A. Yes, it's similar to our Bluetooth device. And, the "tricorder" on the show was a device that was used for scanning and recording information. We've seen tricorder-type technology over the years in the field of medicine. Noninvasive devices detect illnesses by scanning the body and measure, for example, blood-oxygen levels. The show used nanoprobes, and we're using nanoshells to destroy cancer cells. "Star Trek" also highlighted videoconferencing, and we have Skype and Facetime. There were "universal translators" on the show. The crew would encounter a foreign species and the "universal translator" could learn the language and translate it. Although we haven't encountered foreign species from outer space, there are apps that translate for us. Some allow for voice translations. And, you can even download an app that allows you to read an entire page in another language.
Q. Gene Roddenberry was the show's creator. Where do you think he got his ideas about technology?
A. Some of the things Roddenberry envisioned — the communicator, tablets and earpiece — I don't think there was a proof of concept in the 1960s that they could be built. Either he had an amazing imagination or someone on the staff had unbelievable vision and could take what was known at that point and project it into the future.
Q. Let's talk about the science on the show that's not possible. And, I like it that you say it's not "yet" possible. That is, the ability to travel at "warp speed," which is faster than the speed of light.
A. At the moment we cannot travel at the speed of light. In 1905, Albert Einstein said no matter how fast you travel, the speed of light is always the same, and it's the maximum speed at which mass and energy and information can travel. This has been experimentally verified over and over again. How might we get around it? It would be to create a wormhole, which would allow us to travel a great distance by bending space. So imagine if you lived on a piece of paper and had to traverse it. If it's flat, it might take you some time to do so. But if you bend it, you'd need only travel around the edge to get to the other side. If we could bend space-time, we could visit different galaxies without having to travel faster than the speed of light. We haven't yet figured out how to do that.

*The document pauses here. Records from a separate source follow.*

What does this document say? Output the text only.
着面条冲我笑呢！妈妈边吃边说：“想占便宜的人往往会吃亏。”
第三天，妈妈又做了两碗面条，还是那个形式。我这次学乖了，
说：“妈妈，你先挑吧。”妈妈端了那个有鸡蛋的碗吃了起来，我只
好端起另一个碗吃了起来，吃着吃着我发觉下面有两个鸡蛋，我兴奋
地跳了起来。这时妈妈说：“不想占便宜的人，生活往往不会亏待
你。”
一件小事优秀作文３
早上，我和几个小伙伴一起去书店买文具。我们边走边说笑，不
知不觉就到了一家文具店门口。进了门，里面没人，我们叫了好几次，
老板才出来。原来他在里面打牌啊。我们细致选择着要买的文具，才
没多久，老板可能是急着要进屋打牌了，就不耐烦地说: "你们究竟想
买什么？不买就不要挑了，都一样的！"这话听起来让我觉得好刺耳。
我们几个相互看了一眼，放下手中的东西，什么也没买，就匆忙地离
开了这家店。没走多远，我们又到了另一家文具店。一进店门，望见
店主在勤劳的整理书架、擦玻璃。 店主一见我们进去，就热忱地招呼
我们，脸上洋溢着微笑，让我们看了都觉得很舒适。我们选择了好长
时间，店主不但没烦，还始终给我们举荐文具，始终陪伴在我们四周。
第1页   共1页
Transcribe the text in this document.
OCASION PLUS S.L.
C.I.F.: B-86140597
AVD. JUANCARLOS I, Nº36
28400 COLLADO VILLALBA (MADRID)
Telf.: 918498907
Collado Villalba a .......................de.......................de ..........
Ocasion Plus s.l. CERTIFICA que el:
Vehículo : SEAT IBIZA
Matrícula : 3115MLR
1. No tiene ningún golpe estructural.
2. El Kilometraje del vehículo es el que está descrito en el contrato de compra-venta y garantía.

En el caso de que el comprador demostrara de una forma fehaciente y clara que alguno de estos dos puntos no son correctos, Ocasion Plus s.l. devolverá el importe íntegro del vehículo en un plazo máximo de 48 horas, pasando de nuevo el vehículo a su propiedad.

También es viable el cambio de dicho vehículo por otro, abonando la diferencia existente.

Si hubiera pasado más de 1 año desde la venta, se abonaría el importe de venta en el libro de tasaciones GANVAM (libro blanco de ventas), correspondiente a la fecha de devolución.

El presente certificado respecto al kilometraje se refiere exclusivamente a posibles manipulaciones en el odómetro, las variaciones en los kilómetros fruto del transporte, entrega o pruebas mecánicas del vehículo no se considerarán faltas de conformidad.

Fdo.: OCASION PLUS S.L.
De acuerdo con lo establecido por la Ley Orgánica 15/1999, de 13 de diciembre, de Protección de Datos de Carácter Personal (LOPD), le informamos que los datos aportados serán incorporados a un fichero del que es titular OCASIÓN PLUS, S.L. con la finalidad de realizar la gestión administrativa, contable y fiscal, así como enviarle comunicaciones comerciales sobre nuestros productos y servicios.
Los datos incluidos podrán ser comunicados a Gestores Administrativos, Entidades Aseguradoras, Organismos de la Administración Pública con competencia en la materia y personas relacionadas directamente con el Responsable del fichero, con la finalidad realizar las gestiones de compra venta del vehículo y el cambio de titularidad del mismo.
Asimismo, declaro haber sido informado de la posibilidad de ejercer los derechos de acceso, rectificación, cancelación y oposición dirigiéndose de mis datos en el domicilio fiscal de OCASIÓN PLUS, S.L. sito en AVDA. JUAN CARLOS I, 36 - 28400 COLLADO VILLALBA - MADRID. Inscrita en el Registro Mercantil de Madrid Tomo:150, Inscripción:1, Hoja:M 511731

Q. What about the "beaming" technology, or "transporter," which allowed "Star Trek" characters to disappear from one place and reappear in another?
A. We have no clue how that would work. You'd have to convert mass into energy to transport someone and then convert energy back into mass to have the person rematerialize. We know we can transfer mass into energy and energy into mass. But the question is: How much energy would you get if you converted, let's say, an elephant into energy? The amount would be equivalent to what the entire world uses in a year. There's no battery or storage device that could hold that amount of energy. And, if we could ever get beyond that hurdle, we'd have to figure out how to get the elephant back intact. And that would require finding a way to store information for each atom in its body. As a conservative estimate, we'd need 100 trillion times the current storage capacity of the Internet.
Q. Why do you think "Star Trek" has endured as a cult phenomenon for nearly 50 years?
A. For me, it's fascinating because it's a story of exploration. Human beings are extremely curious. We want to know what's beyond the next hill; what's around the next corner. Nature is really a big mystery, a puzzle. It provides clues, but we're always asking: How does it all fit together?